Miki, like a number of teenagers whom BuzzFeed has interviewed, is using Facebook almost exclusively as a instant-messaging platform. “Messaging is pretty much the main reason I go on,” she says. “I don’t go scrolling through the News Feed.”
“I don’t post statuses anymore,” says another girl, a 14-year-old in the Bay Area, who nonetheless says she’s “addicted” to Facebook. She spends a cumulative four hours a day on the site. It is the first page she goes to when she turns on her computer, and the last one she checks at night before bed.
“I don’t want to be that person you see with hundreds of [posts on] News Feeds,” she says.
Facebook’s own numbers suggest that messaging on the service is increasing overall. The company doesn’t break down numbers by age, but there are more than 10 billion messages sent each day on Facebook — many through its apps. There are four times as many mobile Facebook messages sent each day at the beginning of this year compared with 2012.

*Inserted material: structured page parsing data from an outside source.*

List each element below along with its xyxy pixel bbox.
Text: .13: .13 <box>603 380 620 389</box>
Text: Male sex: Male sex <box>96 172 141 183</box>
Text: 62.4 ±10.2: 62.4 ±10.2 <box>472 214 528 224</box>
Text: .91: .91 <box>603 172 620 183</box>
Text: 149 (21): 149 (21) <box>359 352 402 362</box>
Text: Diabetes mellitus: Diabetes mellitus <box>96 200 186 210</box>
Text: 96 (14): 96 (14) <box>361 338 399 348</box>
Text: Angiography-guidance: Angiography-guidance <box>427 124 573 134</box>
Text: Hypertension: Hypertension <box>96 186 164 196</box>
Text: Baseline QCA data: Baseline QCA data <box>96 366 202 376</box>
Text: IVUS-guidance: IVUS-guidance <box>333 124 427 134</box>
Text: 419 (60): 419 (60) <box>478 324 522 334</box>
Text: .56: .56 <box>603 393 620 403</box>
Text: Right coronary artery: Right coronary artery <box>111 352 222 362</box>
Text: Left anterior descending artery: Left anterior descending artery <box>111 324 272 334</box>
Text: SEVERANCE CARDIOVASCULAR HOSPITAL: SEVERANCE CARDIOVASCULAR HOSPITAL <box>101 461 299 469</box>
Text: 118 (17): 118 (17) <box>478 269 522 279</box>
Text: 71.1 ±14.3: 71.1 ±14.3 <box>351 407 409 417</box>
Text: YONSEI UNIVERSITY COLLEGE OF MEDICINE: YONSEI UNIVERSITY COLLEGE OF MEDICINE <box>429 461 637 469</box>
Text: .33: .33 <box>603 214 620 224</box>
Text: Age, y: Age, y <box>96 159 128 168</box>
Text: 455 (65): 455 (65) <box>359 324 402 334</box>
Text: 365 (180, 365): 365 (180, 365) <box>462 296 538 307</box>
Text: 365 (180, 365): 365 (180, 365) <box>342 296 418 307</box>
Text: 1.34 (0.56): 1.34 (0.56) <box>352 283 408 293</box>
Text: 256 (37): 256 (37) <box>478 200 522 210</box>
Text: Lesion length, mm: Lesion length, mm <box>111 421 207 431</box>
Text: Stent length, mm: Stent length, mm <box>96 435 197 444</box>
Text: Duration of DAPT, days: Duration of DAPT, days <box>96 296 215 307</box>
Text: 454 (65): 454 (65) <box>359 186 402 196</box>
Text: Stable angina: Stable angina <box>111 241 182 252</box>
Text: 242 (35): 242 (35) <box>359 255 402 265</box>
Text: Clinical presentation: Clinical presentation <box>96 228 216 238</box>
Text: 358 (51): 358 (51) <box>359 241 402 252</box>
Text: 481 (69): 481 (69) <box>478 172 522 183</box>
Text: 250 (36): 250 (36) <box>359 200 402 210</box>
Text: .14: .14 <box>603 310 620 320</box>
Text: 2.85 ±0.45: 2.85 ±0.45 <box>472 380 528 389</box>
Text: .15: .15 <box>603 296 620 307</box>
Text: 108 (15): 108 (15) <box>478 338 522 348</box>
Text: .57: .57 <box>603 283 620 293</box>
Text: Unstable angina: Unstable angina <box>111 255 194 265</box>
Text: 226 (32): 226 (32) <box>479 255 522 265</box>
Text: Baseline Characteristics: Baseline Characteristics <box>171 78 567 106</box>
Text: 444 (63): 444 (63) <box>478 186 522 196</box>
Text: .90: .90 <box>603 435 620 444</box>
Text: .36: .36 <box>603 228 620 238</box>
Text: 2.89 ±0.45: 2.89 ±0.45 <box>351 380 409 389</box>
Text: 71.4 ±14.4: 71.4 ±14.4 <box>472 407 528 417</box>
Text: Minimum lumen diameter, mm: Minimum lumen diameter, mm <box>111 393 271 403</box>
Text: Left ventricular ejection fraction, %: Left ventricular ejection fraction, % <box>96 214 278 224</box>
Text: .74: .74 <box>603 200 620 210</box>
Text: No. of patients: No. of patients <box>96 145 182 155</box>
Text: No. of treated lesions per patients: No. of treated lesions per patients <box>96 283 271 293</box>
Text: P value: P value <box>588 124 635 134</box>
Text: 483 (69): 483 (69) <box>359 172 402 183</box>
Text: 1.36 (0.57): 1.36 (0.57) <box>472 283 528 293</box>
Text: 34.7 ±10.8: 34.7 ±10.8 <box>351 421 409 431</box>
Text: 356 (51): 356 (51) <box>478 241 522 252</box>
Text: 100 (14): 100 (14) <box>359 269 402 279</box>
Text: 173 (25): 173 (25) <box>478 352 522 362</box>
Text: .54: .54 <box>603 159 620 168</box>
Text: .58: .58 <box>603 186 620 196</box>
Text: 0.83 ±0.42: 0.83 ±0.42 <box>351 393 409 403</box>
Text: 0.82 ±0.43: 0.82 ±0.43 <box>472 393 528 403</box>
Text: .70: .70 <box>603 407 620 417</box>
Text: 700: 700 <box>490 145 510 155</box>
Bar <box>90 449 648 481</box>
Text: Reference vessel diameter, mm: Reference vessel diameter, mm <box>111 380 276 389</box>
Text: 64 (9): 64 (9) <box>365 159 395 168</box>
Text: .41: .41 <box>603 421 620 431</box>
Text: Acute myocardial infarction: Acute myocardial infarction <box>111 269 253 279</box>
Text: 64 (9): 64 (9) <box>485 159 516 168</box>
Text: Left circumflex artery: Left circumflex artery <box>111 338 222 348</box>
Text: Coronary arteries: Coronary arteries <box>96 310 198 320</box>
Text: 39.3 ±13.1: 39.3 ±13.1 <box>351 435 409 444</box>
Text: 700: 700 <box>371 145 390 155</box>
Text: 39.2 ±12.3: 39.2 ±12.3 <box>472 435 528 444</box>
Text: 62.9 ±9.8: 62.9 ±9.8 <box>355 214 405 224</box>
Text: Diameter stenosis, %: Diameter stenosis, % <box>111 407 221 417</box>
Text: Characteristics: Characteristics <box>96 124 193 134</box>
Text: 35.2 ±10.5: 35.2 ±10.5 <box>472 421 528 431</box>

But Facebook’s pitch to investors depends largely on the News Feed and its app ecosystem, where ad placement possibilities are obvious. By contrast, instant messaging is a revenue black hole. If teenagers are an indicator of where Facebook users are headed — or if this is indicative of a larger trend — Facebook might be facing a serious problem.
Facebook is doing what it can to embrace messaging; users are users, after all. With Home on Android, Facebook is attempting to put chat in the middle of everything, with “Chat Heads” that follow you everywhere (the initial response to Home, however, wasn’t promising). On iOS, Chat Heads are at the center of Facebook’s app but close when the app closes — a limitation of iOS.
In any case, this is a user behavior Facebook is going to need to adapt to, or risk losing its most valuable users. Users who say things like this: “I post on a friend’s wall to say ‘Happy birthday,’ but that’s pretty much it. I think it is really annoying when people post and have long talks.”